Greater MFs were recovered in MS than in NMS amplicons. Average MF and MAD in MF were determined for individual rats considering MFs in MS and NMS amplicons, separately. These values were log₁₀-transformed to normalize the data. The average of the log₁₀ MFs (geomean MFs) in the MS and NMS amplicons of each dose group are plotted for 12-wk data (A), and the 24-wk data, replicate 1 (B), replicate 2 (C). The average of the log10 MADs in MF values for the MS and NMS amplicons of each dose group are plotted for 12-wk data (D), and the 24-wk data, replicate 1 (E), replicate 2 (F). Error bars correspond to the SEM. Two-way ANOVA P-values are reported for amplicon type (AT), dose, and their interaction (Int).

Fig. 7.

Normalized mutation frequency shows frequent representation at a subset of trinucleotide targets and differences between MS and NMS targets related to amplicon type but not dose.

Fig. 8.

Relationships between tumor response, MAD, and rat weight.

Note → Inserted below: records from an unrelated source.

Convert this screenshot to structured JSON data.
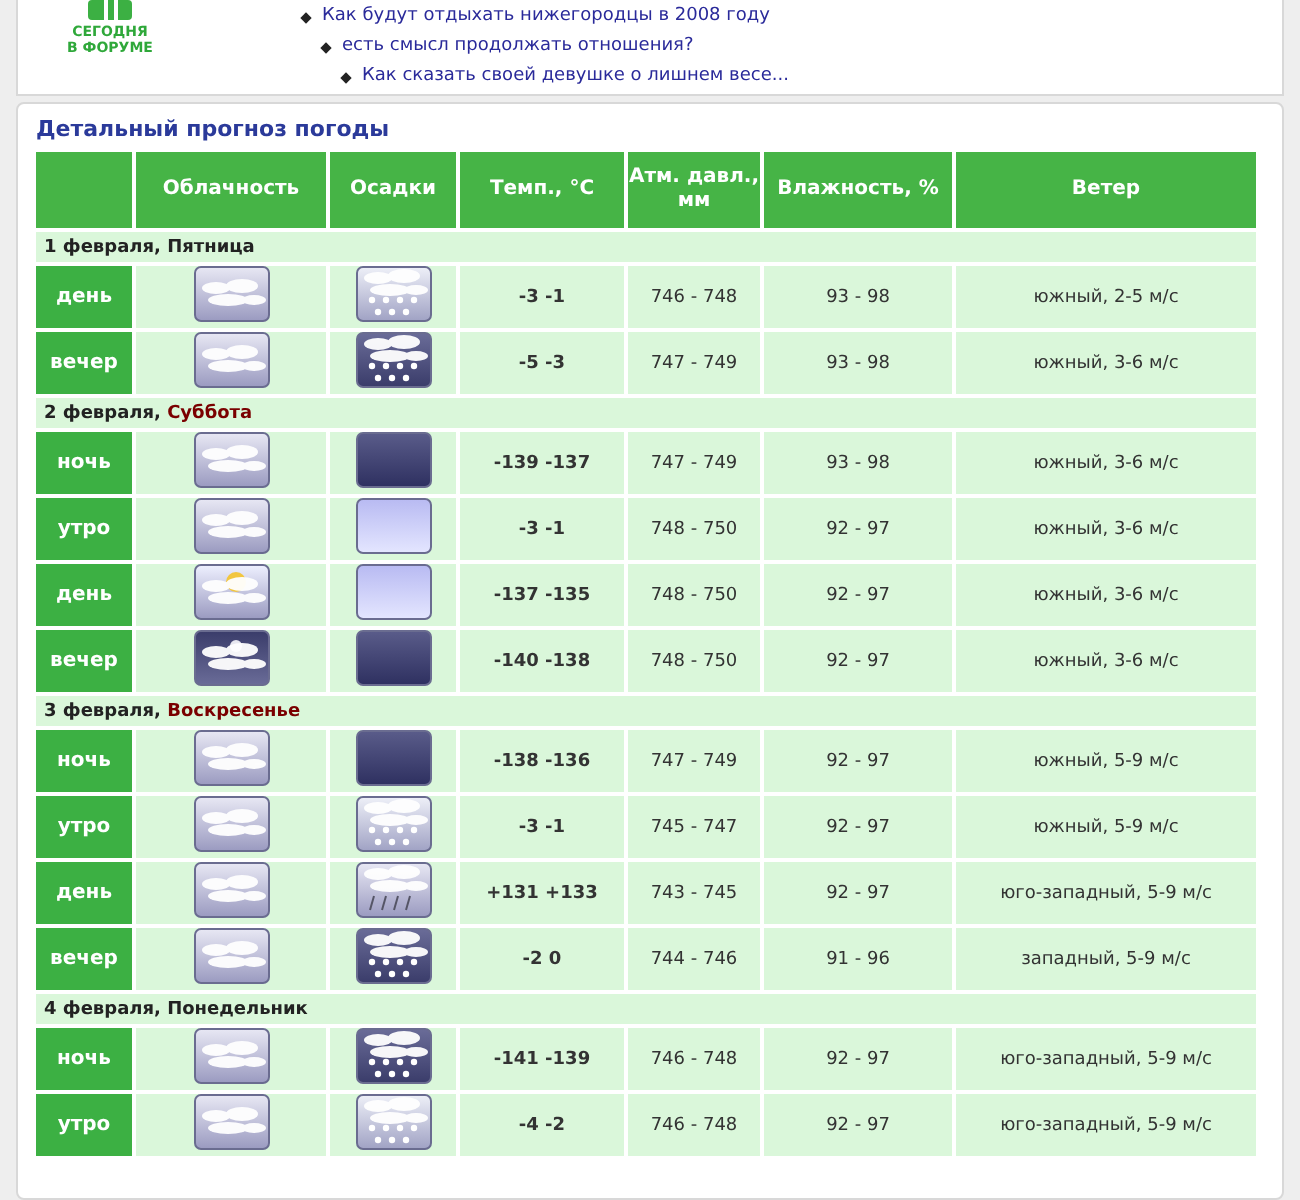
{
  "logo": {
    "lines": [
      "СЕГОДНЯ",
      "В ФОРУМЕ"
    ]
  },
  "forum_links": [
    {
      "text": "Как будут отдыхать нижегородцы в 2008 году",
      "children": [
        {
          "text": "есть смысл продолжать отношения?",
          "children": [
            {
              "text": "Как сказать своей девушке о лишнем весе..."
            }
          ]
        }
      ]
    }
  ],
  "forecast": {
    "title": "Детальный прогноз погоды",
    "columns": [
      "",
      "Облачность",
      "Осадки",
      "Темп., °C",
      "Атм. давл., мм",
      "Влажность, %",
      "Ветер"
    ],
    "days": [
      {
        "date": "1 февраля, ",
        "weekday": "Пятница",
        "weekend": false,
        "rows": [
          {
            "period": "день",
            "sky": {
              "kind": "cloudy"
            },
            "precip": {
              "kind": "snow"
            },
            "temp": "-3 -1",
            "pressure": "746 - 748",
            "humidity": "93 - 98",
            "wind": "южный, 2-5 м/с"
          },
          {
            "period": "вечер",
            "sky": {
              "kind": "cloudy"
            },
            "precip": {
              "kind": "heavysnow"
            },
            "temp": "-5 -3",
            "pressure": "747 - 749",
            "humidity": "93 - 98",
            "wind": "южный, 3-6 м/с"
          }
        ]
      },
      {
        "date": "2 февраля, ",
        "weekday": "Суббота",
        "weekend": true,
        "rows": [
          {
            "period": "ночь",
            "sky": {
              "kind": "cloudy"
            },
            "precip": {
              "kind": "dark"
            },
            "temp": "-139 -137",
            "pressure": "747 - 749",
            "humidity": "93 - 98",
            "wind": "южный, 3-6 м/с"
          },
          {
            "period": "утро",
            "sky": {
              "kind": "cloudy"
            },
            "precip": {
              "kind": "clear"
            },
            "temp": "-3 -1",
            "pressure": "748 - 750",
            "humidity": "92 - 97",
            "wind": "южный, 3-6 м/с"
          },
          {
            "period": "день",
            "sky": {
              "kind": "sunny"
            },
            "precip": {
              "kind": "clear"
            },
            "temp": "-137 -135",
            "pressure": "748 - 750",
            "humidity": "92 - 97",
            "wind": "южный, 3-6 м/с"
          },
          {
            "period": "вечер",
            "sky": {
              "kind": "night"
            },
            "precip": {
              "kind": "dark"
            },
            "temp": "-140 -138",
            "pressure": "748 - 750",
            "humidity": "92 - 97",
            "wind": "южный, 3-6 м/с"
          }
        ]
      },
      {
        "date": "3 февраля, ",
        "weekday": "Воскресенье",
        "weekend": true,
        "rows": [
          {
            "period": "ночь",
            "sky": {
              "kind": "cloudy"
            },
            "precip": {
              "kind": "dark"
            },
            "temp": "-138 -136",
            "pressure": "747 - 749",
            "humidity": "92 - 97",
            "wind": "южный, 5-9 м/с"
          },
          {
            "period": "утро",
            "sky": {
              "kind": "cloudy"
            },
            "precip": {
              "kind": "snow"
            },
            "temp": "-3 -1",
            "pressure": "745 - 747",
            "humidity": "92 - 97",
            "wind": "южный, 5-9 м/с"
          },
          {
            "period": "день",
            "sky": {
              "kind": "cloudy"
            },
            "precip": {
              "kind": "rain"
            },
            "temp": "+131 +133",
            "pressure": "743 - 745",
            "humidity": "92 - 97",
            "wind": "юго-западный, 5-9 м/с"
          },
          {
            "period": "вечер",
            "sky": {
              "kind": "cloudy"
            },
            "precip": {
              "kind": "heavysnow"
            },
            "temp": "-2 0",
            "pressure": "744 - 746",
            "humidity": "91 - 96",
            "wind": "западный, 5-9 м/с"
          }
        ]
      },
      {
        "date": "4 февраля, ",
        "weekday": "Понедельник",
        "weekend": false,
        "rows": [
          {
            "period": "ночь",
            "sky": {
              "kind": "cloudy"
            },
            "precip": {
              "kind": "heavysnow"
            },
            "temp": "-141 -139",
            "pressure": "746 - 748",
            "humidity": "92 - 97",
            "wind": "юго-западный, 5-9 м/с"
          },
          {
            "period": "утро",
            "sky": {
              "kind": "cloudy"
            },
            "precip": {
              "kind": "snow"
            },
            "temp": "-4 -2",
            "pressure": "746 - 748",
            "humidity": "92 - 97",
            "wind": "юго-западный, 5-9 м/с"
          }
        ]
      }
    ]
  }
}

The quotient of the total number of tumors observed in the rats of each bioassay dose group divided by the total number of rats in the dose group was determined and correlated with MAD calculated from the 24-wk MF measurements. Linear regression between the 2-yr bioassay tumor response relative to MAD calculated using: (A) the Pik3ca H1047R MF measurements in the replicate datasets, (B) MAD in MF calculated based on all MFs in MS amplicons (red symbols), or all MFs in NMS amplicons (black symbols) is shown. Rat weight correlated significantly with lorcaserin dose (C) and with individual rat MAD in MF (D). In (C) and (D), values corresponding to the different dose groups are identified by symbol color: black, 0 mg/kg; blue, 30 mg/kg; and red, 100 mg/kg. Error bars indicate SD.